As you may have read recently, we've just welcomed a
Citroen BX GTI 16V
onto the PH Fleet. And as a result, Scrof's been doing the classic 'I've just bought a new car' thing of catching up with the lore - in other words, reading old road tests, watching old videos - and finding
this gem
It dates from some time in the early 90s. The
Phase Two 16v
had just been launched, now without the GTI badging, and Citroen's main marketing tactic was to tell all and sundry about... erm... another car.
That car, you see, was the Lamborghini Countach, and while the connection was on slim ground (as the ad suggests, it amounted to the fact that Marcello Gandini designed both) Citroen clearly hoped the image of the mad Lambo's supercar performance would rub off. Such a comparison was tenuous at best; it wasn't that the 16V was slow for its time, but it could hardly compare with the thrust of that V12.
Spoiler-mounted foliage was a rare option
Still, that didn't deter the announcer. Over the strains of a string quartet - a sure sign of class in any early 90s advert (see Ferrero Rocher, if in any doubt) - he introduces in dulcet tones Sig. Gandini and explains why he chooses to drive his BX to work. Apparently, it's nothing to do with the "beating heart with 16 vaaahhlves" - seems he's just too damn classy for all that "machismo" - instead, he's merely "enjoying his work". How utterly splendid. Mind you, half the time he's supposedly driving it, the suspension looks to be set to low (see the top screenshot) which Citroen says you shouldn't do. Tut tut, Marcello.

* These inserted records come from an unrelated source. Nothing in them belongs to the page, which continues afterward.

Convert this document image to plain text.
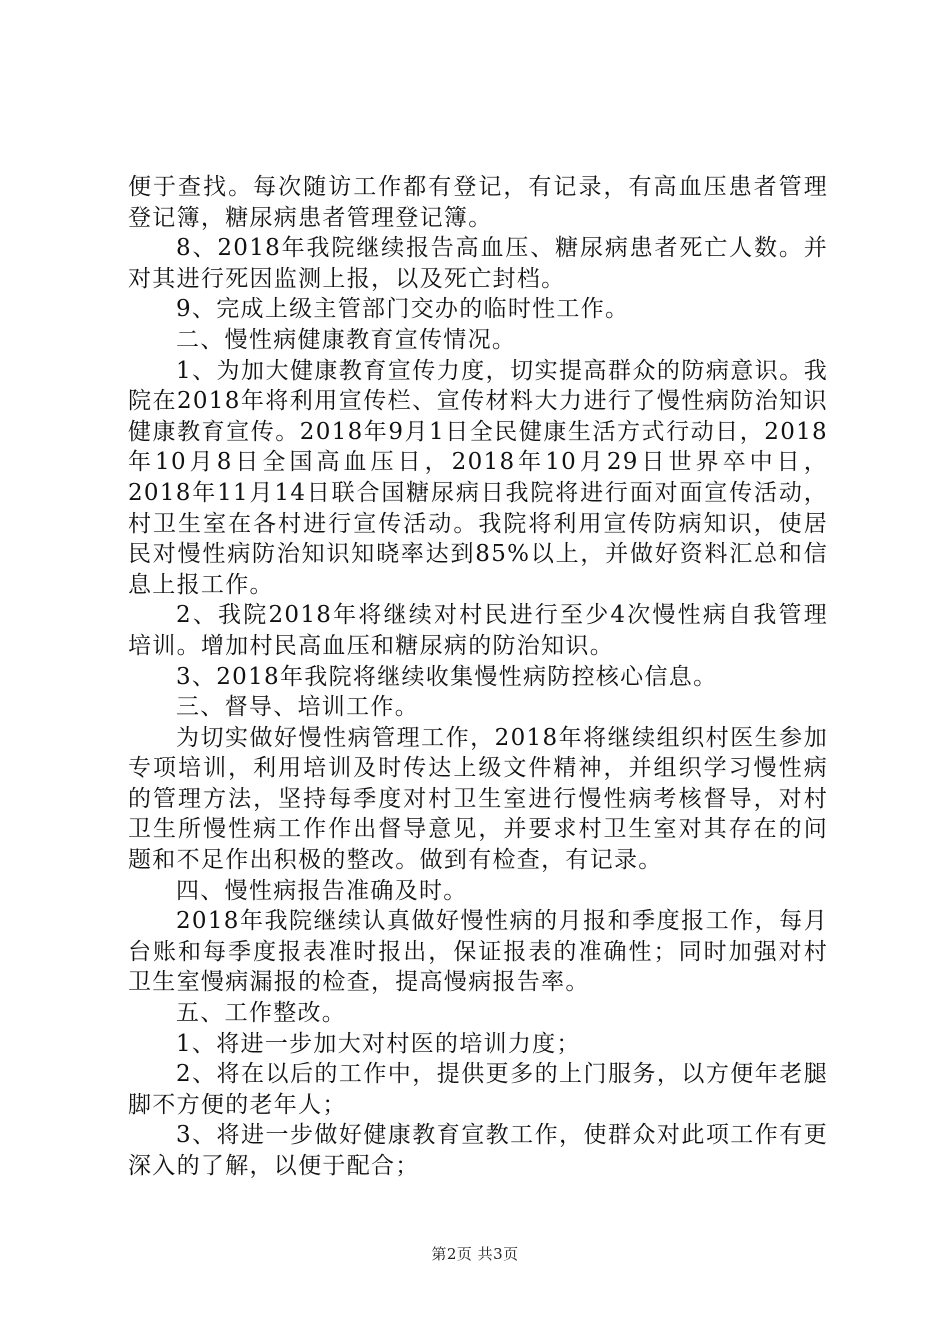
便于查找。每次随访工作都有登记，有记录，有高血压患者管理登记簿，糖尿病患者管理登记簿。

8、2018年我院继续报告高血压、糖尿病患者死亡人数。并对其进行死因监测上报，以及死亡封档。

9、完成上级主管部门交办的临时性工作。

二、慢性病健康教育宣传情况。

1、为加大健康教育宣传力度，切实提高群众的防病意识。我院在2018年将利用宣传栏、宣传材料大力进行了慢性病防治知识健康教育宣传。2018年9月1日全民健康生活方式行动日，2018年10月8日全国高血压日，2018年10月29日世界卒中日，2018年11月14日联合国糖尿病日我院将进行面对面宣传活动，村卫生室在各村进行宣传活动。我院将利用宣传防病知识，使居民对慢性病防治知识知晓率达到85%以上，并做好资料汇总和信息上报工作。

2、我院2018年将继续对村民进行至少4次慢性病自我管理培训。增加村民高血压和糖尿病的防治知识。

3、2018年我院将继续收集慢性病防控核心信息。

三、督导、培训工作。

为切实做好慢性病管理工作，2018年将继续组织村医生参加专项培训，利用培训及时传达上级文件精神，并组织学习慢性病的管理方法，坚持每季度对村卫生室进行慢性病考核督导，对村卫生所慢性病工作作出督导意见，并要求村卫生室对其存在的问题和不足作出积极的整改。做到有检查，有记录。

四、慢性病报告准确及时。

2018年我院继续认真做好慢性病的月报和季度报工作，每月台账和每季度报表准时报出，保证报表的准确性；同时加强对村卫生室慢病漏报的检查，提高慢病报告率。

五、工作整改。

1、将进一步加大对村医的培训力度；

2、将在以后的工作中，提供更多的上门服务，以方便年老腿脚不方便的老年人；

3、将进一步做好健康教育宣教工作，使群众对此项工作有更深入的了解，以便于配合；

第2页 共3页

Admittedly, on its normal setting, the BX does look a little incongruous winding its way through picture-perfect rural Italy, where one might sooner expect a slinky Alfa Spider or a battered Fiat Tempra to be trundling around. Although on second thoughts, most BXs look a little incongruous anywhere that isn't outer space or France. But with that de-rigeur red graduated filter, this ad feels like the height of early 90s class. Or an attempt at it, anyway.